İtiraz konusu yasal değişiklikten önce 506 sayılı Kanunun 3910 sayılı Kanunun 1. maddesiyle değişik 140. maddesinde yer alan “Kurumca itirazı reddedilenler,
kararın kendilerine tebliğ tarihinden itibaren (7) gün içinde yetkili sulh ceza mahkemesine başvurabilirler” tümcesinin Anayasa’ya aykırı olduğu iddiasıyla Ankara 11. Sulh Ceza Mahkemesince itiraz yoluyla Anayasa Mahkemesine başvurulması sonucunda,
Anayasa Mahkemesinin 8.10.2002 tarih ve E:2001/225, K:2002/88 sayılı kararı ile; “İdarenin hizmetlerini gereği gibi ve ivedilikle görebilmesi için, yaptırım uygulama yetkilerine gereksinimi vardır.
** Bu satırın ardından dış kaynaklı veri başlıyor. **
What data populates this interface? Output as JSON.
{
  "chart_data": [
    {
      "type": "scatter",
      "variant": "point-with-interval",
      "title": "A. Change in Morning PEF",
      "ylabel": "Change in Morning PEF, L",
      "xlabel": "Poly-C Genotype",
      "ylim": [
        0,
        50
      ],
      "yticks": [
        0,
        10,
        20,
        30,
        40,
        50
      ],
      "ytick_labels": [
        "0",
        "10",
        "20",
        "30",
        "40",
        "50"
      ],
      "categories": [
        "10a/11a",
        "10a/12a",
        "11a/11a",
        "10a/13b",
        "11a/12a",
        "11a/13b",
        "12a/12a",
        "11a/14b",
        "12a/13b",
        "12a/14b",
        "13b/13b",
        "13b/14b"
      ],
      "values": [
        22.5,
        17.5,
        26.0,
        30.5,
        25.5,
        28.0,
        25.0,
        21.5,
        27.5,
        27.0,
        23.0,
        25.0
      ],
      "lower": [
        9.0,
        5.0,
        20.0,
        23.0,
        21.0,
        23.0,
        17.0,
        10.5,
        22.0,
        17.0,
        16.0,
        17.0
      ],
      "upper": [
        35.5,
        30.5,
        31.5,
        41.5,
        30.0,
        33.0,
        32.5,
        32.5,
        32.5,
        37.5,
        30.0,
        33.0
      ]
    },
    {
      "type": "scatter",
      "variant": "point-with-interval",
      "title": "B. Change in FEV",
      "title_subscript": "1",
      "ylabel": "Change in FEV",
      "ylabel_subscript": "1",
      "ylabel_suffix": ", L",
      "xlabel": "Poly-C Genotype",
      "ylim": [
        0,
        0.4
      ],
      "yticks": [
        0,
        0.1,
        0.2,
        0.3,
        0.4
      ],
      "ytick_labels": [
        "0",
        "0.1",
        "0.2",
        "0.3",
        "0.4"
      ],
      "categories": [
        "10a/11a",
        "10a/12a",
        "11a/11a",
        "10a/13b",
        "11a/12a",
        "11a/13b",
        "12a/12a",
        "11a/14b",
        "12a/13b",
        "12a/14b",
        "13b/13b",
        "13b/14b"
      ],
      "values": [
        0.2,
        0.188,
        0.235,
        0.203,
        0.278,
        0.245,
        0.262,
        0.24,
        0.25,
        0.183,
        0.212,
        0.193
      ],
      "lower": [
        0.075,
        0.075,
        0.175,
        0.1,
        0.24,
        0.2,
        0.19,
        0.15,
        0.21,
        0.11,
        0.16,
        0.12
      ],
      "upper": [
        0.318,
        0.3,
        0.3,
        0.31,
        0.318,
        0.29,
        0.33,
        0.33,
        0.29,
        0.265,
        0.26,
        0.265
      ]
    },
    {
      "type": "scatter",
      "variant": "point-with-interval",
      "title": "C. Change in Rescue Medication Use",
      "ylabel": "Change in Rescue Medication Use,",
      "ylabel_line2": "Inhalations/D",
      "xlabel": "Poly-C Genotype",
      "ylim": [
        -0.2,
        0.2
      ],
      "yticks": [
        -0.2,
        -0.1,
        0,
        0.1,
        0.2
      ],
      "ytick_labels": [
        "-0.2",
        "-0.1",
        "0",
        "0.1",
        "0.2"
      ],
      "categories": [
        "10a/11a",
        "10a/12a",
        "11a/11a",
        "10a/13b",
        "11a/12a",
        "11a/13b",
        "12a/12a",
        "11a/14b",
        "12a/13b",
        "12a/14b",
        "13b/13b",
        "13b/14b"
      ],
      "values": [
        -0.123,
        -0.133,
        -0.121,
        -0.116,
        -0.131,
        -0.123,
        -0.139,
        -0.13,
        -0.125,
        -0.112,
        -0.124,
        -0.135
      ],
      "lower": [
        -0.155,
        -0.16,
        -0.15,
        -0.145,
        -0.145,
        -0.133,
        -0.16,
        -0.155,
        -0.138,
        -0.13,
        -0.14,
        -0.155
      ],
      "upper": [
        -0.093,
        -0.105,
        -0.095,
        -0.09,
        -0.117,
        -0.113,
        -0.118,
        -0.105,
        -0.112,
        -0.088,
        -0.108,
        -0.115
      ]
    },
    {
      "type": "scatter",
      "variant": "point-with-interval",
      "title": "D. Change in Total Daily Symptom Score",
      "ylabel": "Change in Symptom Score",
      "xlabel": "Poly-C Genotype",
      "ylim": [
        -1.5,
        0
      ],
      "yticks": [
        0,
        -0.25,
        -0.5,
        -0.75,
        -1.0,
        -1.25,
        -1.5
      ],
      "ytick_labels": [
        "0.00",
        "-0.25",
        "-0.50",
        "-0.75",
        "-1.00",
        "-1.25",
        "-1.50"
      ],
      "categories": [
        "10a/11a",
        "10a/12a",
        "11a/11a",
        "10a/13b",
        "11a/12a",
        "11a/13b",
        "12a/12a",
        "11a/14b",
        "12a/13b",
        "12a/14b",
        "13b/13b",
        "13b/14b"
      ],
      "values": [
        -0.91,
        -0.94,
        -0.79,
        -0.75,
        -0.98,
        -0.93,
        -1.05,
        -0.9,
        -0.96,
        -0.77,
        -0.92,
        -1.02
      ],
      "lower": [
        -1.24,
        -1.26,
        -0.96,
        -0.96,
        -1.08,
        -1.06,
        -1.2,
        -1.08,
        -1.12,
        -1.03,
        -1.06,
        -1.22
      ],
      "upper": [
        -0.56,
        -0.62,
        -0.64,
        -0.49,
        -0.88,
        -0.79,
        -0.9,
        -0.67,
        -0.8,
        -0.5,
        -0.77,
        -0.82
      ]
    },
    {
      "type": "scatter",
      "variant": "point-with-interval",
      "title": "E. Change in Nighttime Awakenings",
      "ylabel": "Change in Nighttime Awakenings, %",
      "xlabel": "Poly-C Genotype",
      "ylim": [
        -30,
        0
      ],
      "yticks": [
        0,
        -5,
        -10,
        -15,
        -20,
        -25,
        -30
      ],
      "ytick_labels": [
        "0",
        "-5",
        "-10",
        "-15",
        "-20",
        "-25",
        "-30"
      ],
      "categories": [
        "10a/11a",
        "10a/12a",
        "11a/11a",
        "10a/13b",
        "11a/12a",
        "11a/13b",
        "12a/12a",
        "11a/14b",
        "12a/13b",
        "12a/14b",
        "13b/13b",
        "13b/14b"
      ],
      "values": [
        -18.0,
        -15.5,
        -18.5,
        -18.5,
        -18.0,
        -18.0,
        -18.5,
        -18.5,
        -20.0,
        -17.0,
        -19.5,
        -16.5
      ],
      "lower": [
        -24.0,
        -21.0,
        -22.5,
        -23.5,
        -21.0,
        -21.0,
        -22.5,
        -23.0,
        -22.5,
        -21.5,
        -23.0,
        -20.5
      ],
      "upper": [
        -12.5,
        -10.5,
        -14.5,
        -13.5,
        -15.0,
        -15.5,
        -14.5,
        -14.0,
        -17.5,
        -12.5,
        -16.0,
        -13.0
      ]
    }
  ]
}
İdare bu yetkilerle, kamu düzeni ve güvenliğini, kamu sağlığını, ulusal servetleri zamanında ve gereği gibi koruyabilir.
Bu nedenle, idareye geniş ve çeşitli yaptırımlar uygulama yetkisi tanınmıştır. İdari cezalar, idari yaptırımların en önemlilerinden biridir.
İdari cezalar arasında yer alan para cezaları da bu amaçla etkin ve yaygın bir biçimde uygulanmaktadır,
idari para cezalarını diğer cezalardan ayıran en belirgin nitelik, idari para cezalarının idari makamlar tarafından kamu gücü kullanılarak verilmesidir.
Anayasa’da Türkiye Cumhuriyeti’nin demokratik bir hukuk devleti olduğu vurgulanırken, Devlet içinde tüm kamusal yaşam ve yönetimin yargı denetimine bağlı olması amaçlanmıştır. Çünkü yargı denetimi hukuk devletinin olmazsa olmaz koşuludur.
Anayasa’nın 125. maddesinin birinci fıkrasındaki “idarenin her türlü eylem ve işlemlerine karşı yargı yolu açıktır” kuralıyla amaçlanan etkili bir yargısal denetimdir.
Bu kural, idarenin kamu hukuku ya da özel hukuk alanına giren tüm eylem ve işlemlerini kapsamaktadır.
Tarihsel gelişimine paralel olarak Anayasa’da adli ve idari yargı ayrımına gidilmiş, kimi maddelerinde bu ayrıma ilişkin kurallar yer almıştır.
Anayasa’nın 125. maddesinin birinci fıkrasında, “idarenin her türlü eylem ve işlemlerine karşı yargı yolu açıktır”; 140. maddesinin birinci fıkrasında, “Hakimler ve savcılar adli ve idari yargı hakim ve savcıları olarak görev yaparlar”;
142. maddesinde “mahkemelerin kuruluşu, görev ve yetkileri, işleyişi ve yargılama usulleri kanunla düzenlenir”;
155. maddesinin birinci fıkrasında da, Danıştay, idari mahkemelerce verilen ve kanunun başka bir idari yargı merciine bırakmadığı karar ve hükümlerin son inceleme merciidir.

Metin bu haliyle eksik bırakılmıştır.